Öl, Gas

BERLIN - Deutschland, Frankreich und Großbritannien zeigen sich besorgt über neue Iran-Strategie von US-Präsident Donald Trump.

13.10.2017 - 20:35:25

Merkel, Macron, May: 'Besorgt' über Trumps Iran-Strategie. "Wir, die Staats- und Regierungschefs Frankreichs, Deutschlands und des Vereinigten Königreichs nehmen die Entscheidung von US-Präsident Trump zur Kenntnis, die Einhaltung des "Joint Comprehensive Plan of Action" (JCPoA) durch den Iran nicht zu bestätigen", erklärten Angela Merkel, Emmanuel Macron und Theresa May in einem gemeinsamen Statement am Freitagabend.

Die Internationale Atomenergiebehörde habe auf der Grundlage ihrer langfristig angelegten Überprüfungs- und Überwachungsprogramme wiederholt bestätigt, dass der Iran die Bestimmungen des Abkommens einhalte, hieß es weiter. "Wir ermuntern daher die US-Regierung und den Kongress, die Auswirkungen auf die Sicherheit der USA und deren Verbündete zu prüfen, bevor sie Schritte unternehmen, die das JCPoA schwächen könnten, wie zum Beispiel die Wiedereinführung von Sanktionen, die unter den Bestimmungen des Abkommens aufgehoben sind."

Trump hatte zuvor dem Iran die Bestätigung verweigert, dass das Land die Vereinbarungen aus dem Atom-Abkommen mit der Weltgemeinschaft einhält. "Ich werde diese Zertifizierung nicht vornehmen", sagte er in Washington.

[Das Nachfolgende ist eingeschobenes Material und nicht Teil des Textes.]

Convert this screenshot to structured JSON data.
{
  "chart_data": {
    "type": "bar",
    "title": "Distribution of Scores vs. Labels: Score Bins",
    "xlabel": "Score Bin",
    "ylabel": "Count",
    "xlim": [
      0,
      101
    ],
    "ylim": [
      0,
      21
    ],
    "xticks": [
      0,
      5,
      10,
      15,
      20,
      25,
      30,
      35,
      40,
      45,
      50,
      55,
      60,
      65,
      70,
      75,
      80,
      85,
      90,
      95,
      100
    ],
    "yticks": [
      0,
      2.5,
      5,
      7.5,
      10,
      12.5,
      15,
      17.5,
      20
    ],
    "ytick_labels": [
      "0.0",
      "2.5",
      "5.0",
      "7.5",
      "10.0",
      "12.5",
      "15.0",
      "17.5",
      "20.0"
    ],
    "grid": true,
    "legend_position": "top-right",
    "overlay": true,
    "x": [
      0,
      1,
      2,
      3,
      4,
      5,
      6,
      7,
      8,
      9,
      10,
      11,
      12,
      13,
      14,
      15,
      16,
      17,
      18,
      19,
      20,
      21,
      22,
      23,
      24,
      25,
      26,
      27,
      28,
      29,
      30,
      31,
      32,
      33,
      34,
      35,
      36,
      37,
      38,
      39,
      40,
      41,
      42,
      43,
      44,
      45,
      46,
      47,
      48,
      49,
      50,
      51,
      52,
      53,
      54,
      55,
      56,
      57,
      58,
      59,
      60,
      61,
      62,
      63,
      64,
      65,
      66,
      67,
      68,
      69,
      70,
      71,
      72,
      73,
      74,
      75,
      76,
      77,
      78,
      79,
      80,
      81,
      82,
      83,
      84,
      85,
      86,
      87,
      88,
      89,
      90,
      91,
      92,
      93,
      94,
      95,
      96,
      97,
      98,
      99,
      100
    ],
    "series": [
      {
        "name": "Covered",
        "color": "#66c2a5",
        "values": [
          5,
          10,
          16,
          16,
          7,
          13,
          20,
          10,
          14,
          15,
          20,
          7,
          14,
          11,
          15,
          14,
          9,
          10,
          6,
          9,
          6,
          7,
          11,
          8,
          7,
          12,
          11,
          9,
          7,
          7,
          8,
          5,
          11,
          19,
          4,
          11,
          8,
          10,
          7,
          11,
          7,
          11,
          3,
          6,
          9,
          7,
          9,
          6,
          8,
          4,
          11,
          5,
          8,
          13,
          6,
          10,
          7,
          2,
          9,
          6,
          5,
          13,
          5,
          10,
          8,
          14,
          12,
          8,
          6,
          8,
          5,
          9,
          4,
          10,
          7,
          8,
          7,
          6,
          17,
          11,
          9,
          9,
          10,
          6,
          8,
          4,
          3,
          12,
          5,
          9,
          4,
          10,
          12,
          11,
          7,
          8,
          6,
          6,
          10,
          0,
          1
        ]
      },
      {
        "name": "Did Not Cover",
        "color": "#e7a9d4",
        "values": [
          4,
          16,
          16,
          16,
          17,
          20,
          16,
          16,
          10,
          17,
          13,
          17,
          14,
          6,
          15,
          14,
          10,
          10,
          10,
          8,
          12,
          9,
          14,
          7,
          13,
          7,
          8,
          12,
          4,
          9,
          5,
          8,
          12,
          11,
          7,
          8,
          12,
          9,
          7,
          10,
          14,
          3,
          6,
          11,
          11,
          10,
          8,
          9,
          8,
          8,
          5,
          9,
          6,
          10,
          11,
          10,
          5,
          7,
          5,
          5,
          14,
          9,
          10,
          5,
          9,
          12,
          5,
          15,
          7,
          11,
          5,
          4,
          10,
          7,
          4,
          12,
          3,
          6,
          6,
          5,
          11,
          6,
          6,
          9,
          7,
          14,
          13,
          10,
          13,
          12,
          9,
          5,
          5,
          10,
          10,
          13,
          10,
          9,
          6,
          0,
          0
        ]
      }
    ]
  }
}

Damit hatte er den politischen Druck auf den Iran erhöht, das Atomabkommen aber selbst noch nicht angetastet. Sollte der US-Kongress nicht zu einer befriedigenden Lösung für ein neues Gesetz kommen, werde er das Abkommen aufkündigen, sagte Trump.

Die europäischen Vertragspartner des Atom-Abkommens teilen laut ihrer gemeinsamen Erklärung Trumps "Sorge über das ballistische Raketenprogramm und die regionalen Aktivitäten des Iran". Dadurch seien auch europäische Sicherheitsinteressen berührt, hieß es. "Wir sind bereit, hierzu in enger Abstimmung mit den USA und allen beteiligten Partnern weitere angemessene Maßnahmen zu ergreifen", versichern Merkel, Macron und May. Vom Iran werde allerdings erwartet, dass er sich "in einen konstruktiven Dialog zur Beendigung destabilisierender Aktivitäten einzubringen und auf Verhandlungslösungen hinzuarbeiten".